Oh man, please write this paper! And I'll echo Cameron -- this is terrific. I'm curious if you've peeked at the research I recently wrote about regarding language not being essential to thought? Feels relevant in ways I'm not sure I can articulate!
Thank you!
I have seen it (and I also read the original paper), and I think it's an interesting connection/argument you made with respect to LLMs, i.e., if language is an adaptation for communication (not thought), then training on language alone doesn't get you human-like thought.
I've been mulling over writing a post relating to some of the topics in that paper, but briefly: I think one potential objection (which I'm not sure I share, as I probably broadly agree with the spirit of your critique) is that even if we suppose that language adapted for communication, that on its own doesn't necessarily entail that you can't get thought from language. E.g., if we take a very simple account in which there's something called Thought, and then something called Language which is a "inter-subjective translation" of Thought, then while it's true that Thought/Language are separable for *humans*, it's in principle possible that Language reflects enough of the structure of Thought that a system (like an LLM) could acquire much of that structure by training on Language alone.

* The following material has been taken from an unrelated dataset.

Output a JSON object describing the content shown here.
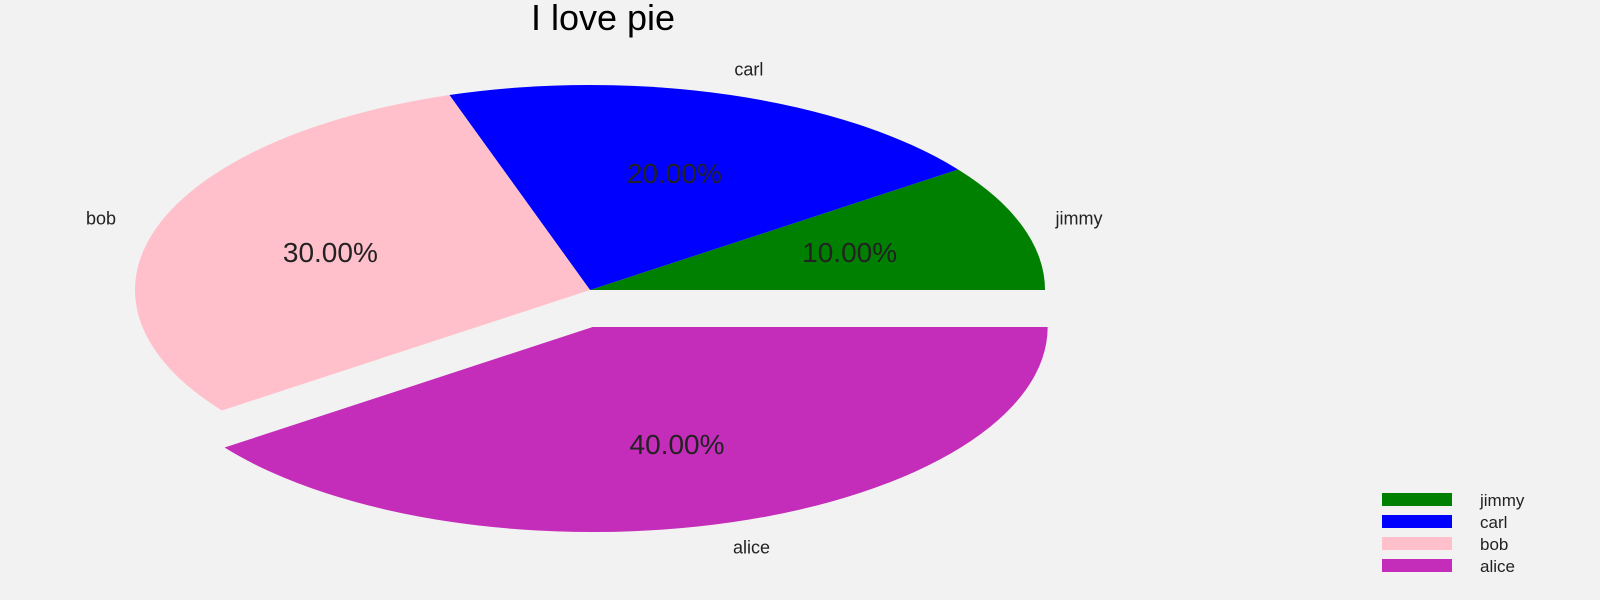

You might object that there are a set of generative mechanisms *powering* Thought that you can't necessarily deduce from Language. I think that's a useful line of reasoning to go down, but does require (in my view) enumerating in more detail what those mechanisms might be. I think the Mahowald paper you cited in the more recent paper (dissociating language and thought) does a nice job of trying to disentangle these things in LLMs (even if I tend to view them as more continuous, myself).